- Poster
- Directed by: Marcos Carnevale
- Screenplay by: Marcos Carnevale
- Based on: Intouchables by Éric Toledano, Olivier Nakache
- Produced by: Carlos Mentasti Luis A. Scalella
- Starring: Oscar Martínez Rodrigo De La Serna
- Cinematography: Horacio Maira
- Edited by: Luis Barros
- Production company: Argentina Sono Film
- Distributed by: Buena Vista International
- Release date: 11 August 2016;
- Country: Argentina
- Language: Spanish

= Inseparables (2016 film) =

Inseparables is a 2016 Argentinian comedy drama film directed by Marcos Carnevale. It is a remake of the 2011 French film Intouchables.

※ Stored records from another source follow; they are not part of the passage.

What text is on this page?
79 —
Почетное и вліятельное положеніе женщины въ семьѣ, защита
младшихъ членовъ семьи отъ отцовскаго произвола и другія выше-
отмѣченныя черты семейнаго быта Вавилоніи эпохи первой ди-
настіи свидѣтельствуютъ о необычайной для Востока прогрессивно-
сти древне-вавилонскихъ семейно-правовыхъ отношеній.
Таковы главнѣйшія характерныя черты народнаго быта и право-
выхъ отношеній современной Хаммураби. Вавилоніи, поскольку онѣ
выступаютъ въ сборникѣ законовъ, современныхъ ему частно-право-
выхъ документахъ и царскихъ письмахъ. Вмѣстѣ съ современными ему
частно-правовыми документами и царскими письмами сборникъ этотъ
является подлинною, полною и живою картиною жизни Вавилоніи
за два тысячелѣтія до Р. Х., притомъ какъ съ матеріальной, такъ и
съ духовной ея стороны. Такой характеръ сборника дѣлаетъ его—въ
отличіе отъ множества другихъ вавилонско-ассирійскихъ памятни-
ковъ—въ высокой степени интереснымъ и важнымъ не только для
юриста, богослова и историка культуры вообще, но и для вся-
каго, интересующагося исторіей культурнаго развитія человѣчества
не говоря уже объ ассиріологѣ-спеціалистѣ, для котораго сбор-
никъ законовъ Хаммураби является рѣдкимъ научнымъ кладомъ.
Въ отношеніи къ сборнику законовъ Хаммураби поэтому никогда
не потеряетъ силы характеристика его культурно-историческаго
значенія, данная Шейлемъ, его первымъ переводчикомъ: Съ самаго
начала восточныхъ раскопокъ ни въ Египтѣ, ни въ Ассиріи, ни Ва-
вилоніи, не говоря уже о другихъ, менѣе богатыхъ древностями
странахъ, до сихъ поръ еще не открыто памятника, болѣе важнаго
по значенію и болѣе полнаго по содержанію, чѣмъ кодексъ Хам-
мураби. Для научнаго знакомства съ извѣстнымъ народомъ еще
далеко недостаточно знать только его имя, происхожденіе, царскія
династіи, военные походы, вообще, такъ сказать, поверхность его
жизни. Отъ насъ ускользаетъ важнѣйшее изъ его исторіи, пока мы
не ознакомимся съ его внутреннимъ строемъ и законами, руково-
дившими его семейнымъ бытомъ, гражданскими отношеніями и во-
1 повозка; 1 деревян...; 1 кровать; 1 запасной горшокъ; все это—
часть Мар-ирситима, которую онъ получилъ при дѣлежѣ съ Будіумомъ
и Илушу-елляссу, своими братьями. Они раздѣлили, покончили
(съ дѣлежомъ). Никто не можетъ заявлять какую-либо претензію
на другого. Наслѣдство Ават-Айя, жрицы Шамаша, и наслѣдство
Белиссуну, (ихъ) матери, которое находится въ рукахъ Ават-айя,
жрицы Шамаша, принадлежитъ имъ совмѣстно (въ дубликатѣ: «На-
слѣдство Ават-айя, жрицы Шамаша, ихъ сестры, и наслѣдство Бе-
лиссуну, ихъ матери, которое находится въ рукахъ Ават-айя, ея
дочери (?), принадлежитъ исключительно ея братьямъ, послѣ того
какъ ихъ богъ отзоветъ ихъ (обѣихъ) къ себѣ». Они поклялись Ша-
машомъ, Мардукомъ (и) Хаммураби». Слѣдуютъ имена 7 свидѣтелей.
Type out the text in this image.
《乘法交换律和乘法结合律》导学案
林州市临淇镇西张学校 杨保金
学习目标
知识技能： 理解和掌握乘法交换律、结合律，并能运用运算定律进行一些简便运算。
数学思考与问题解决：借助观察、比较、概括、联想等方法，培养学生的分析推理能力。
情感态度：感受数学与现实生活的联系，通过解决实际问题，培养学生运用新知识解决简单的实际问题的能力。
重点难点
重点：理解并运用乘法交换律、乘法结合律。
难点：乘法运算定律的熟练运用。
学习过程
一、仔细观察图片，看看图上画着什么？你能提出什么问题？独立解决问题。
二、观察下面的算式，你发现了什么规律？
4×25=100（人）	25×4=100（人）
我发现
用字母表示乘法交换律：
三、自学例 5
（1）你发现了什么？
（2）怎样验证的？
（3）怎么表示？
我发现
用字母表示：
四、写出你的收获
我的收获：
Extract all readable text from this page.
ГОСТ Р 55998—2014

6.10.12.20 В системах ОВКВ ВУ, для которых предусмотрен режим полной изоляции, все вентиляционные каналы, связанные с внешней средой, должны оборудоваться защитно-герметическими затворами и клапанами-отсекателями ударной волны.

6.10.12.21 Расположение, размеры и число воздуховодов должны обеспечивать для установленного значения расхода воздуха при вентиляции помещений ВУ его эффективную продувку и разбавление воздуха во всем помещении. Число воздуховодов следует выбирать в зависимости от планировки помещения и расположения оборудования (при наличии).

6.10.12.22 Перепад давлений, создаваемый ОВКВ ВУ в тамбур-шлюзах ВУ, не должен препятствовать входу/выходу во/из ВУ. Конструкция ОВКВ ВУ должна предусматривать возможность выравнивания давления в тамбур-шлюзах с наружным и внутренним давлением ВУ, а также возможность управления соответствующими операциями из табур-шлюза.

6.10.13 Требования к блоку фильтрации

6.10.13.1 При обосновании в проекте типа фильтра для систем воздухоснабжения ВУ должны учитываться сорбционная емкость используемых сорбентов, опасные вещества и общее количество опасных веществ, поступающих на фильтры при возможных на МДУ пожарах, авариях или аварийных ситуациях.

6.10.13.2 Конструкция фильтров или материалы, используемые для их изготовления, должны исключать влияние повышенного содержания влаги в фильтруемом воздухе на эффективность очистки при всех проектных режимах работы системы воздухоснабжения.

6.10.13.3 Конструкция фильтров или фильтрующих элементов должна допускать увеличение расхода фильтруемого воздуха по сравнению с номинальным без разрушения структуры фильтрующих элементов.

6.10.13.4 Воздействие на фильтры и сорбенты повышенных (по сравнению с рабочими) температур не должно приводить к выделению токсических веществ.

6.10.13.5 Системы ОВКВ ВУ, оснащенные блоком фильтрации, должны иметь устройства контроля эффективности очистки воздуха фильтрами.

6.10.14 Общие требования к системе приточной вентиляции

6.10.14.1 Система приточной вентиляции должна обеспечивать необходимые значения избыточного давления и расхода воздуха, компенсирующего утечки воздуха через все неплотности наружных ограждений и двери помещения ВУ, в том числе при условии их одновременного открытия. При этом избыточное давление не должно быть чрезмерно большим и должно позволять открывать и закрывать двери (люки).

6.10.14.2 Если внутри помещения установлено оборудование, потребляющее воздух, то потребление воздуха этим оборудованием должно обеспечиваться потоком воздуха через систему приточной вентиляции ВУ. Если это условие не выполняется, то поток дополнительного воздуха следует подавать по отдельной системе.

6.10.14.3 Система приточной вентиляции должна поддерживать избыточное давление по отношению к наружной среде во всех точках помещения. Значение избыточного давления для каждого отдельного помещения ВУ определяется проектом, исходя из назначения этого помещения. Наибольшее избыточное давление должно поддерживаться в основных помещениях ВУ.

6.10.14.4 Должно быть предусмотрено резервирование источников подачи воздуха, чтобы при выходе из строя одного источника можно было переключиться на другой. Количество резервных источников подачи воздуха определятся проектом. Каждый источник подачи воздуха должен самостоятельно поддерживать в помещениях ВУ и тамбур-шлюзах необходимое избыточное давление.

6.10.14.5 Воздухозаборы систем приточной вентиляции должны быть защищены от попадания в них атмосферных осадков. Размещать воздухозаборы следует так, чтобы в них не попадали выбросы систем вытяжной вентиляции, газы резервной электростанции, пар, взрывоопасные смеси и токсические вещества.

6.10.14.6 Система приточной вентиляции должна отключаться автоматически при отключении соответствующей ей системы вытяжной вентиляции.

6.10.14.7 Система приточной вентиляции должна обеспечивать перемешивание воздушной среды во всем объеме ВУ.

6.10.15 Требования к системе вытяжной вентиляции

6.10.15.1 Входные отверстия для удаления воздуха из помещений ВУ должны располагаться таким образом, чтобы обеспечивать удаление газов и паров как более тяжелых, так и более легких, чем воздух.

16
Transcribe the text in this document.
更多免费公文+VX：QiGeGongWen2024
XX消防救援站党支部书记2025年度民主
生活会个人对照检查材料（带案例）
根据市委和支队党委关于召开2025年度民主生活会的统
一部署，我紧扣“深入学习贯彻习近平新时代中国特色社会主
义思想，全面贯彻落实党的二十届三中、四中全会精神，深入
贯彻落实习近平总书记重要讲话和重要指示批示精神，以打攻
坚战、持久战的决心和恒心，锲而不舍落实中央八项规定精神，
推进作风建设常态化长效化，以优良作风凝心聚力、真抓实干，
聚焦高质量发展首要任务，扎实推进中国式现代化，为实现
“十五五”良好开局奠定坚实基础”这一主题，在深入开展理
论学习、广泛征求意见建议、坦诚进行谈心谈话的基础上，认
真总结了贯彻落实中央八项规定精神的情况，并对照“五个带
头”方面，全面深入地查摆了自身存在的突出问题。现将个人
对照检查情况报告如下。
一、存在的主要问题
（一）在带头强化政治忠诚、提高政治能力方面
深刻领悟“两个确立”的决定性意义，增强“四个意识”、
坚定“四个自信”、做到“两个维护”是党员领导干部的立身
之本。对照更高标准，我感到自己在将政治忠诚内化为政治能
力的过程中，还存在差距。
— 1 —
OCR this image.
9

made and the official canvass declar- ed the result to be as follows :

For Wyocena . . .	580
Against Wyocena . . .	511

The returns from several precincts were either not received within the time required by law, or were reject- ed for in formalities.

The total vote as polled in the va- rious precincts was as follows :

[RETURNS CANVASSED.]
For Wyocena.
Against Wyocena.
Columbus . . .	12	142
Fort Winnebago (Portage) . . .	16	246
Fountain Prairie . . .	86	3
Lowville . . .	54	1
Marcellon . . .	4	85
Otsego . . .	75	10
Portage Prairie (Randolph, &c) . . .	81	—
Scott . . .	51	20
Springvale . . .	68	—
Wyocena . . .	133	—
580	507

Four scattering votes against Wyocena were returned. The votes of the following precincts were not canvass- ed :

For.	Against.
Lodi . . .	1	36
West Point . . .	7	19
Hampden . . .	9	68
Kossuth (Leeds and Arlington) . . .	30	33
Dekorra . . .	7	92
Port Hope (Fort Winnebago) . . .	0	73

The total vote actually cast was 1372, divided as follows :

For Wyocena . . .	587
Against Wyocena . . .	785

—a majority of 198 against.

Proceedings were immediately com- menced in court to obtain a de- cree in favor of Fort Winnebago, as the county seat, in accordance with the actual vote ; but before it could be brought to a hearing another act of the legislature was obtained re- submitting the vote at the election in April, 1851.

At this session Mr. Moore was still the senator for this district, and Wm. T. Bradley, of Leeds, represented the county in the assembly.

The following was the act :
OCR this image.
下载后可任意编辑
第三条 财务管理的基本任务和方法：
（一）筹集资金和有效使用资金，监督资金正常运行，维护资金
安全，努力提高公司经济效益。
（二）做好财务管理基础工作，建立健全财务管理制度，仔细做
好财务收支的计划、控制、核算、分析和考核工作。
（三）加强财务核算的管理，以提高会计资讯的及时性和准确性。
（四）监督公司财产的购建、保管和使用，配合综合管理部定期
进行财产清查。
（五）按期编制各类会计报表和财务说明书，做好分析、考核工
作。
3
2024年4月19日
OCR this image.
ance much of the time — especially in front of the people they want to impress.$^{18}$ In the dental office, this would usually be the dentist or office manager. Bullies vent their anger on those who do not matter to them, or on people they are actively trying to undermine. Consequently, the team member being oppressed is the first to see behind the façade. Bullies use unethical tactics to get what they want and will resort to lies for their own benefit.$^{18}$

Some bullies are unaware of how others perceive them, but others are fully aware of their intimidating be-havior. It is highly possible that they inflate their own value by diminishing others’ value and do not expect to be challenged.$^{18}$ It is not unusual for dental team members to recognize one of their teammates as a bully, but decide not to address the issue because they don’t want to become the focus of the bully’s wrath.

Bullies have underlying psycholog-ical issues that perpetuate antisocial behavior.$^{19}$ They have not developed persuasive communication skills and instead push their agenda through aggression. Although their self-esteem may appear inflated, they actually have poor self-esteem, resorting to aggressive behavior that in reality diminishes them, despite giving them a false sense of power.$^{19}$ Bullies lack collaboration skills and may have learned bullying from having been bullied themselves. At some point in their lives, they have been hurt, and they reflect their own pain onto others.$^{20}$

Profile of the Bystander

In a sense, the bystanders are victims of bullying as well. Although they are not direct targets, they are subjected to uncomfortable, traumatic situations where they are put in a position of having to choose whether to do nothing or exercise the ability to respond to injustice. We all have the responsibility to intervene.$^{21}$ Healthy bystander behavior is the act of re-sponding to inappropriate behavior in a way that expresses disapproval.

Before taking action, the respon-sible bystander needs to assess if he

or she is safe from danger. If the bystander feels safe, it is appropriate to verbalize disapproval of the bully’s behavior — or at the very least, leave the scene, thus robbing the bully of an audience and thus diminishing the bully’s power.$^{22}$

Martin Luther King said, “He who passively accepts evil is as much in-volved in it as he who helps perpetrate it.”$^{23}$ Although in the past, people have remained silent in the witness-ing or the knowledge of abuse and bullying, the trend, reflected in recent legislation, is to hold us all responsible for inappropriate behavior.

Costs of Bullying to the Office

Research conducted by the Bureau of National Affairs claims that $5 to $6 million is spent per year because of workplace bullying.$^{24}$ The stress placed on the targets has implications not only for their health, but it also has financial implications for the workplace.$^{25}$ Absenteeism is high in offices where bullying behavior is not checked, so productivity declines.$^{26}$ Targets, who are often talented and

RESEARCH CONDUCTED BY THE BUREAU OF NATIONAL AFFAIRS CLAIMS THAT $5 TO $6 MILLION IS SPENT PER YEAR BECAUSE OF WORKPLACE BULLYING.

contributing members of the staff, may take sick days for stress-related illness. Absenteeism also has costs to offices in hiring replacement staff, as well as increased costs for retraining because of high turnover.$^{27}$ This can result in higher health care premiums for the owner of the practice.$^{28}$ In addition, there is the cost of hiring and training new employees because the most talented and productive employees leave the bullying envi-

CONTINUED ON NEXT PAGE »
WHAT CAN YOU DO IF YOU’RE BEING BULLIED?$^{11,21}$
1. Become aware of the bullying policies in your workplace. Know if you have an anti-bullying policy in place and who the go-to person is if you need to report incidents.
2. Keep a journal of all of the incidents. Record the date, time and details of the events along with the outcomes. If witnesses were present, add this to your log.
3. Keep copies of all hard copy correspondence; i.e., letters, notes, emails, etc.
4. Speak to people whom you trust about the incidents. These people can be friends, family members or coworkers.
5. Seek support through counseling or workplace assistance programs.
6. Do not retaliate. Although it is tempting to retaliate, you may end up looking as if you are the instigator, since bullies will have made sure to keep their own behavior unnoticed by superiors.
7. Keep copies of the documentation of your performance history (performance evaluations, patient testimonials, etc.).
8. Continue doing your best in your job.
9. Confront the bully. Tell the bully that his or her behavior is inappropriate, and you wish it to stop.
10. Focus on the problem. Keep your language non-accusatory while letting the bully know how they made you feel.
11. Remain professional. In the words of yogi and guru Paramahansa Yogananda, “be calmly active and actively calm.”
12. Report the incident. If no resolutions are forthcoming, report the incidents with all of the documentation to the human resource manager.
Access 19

The film stars Oscar Martínez and Rodrigo De La Serna.

== Cast ==
- Oscar Martínez as Felipe
- Rodrigo De La Serna as Tito
- Carla Peterson as Verónica
- Alejandra Flechner as Ivonne
- Flavia Palmiero as Sofía
- Rita Pauls as Elisa
- Franco Masini as Bautista
- Joaquín Flamini as Javier “Javi”
- Javier Niklison as Antonio

== Release ==
The Argentinian theatrical release, with more than 350,000 admissions, grossed 1,797,217 dollars.

=== Home Video ===
The film was released on DVD by SP Films for Blu Shine SRL in 2017.

== Reception ==
Diego Battle, writing for La Nación, found the film enjoyable.

FilmInk gave the film a mixed review, stating "what truly lets the film down, is director Marcos Carnevale seemingly not wanting to deviate too much from the source material."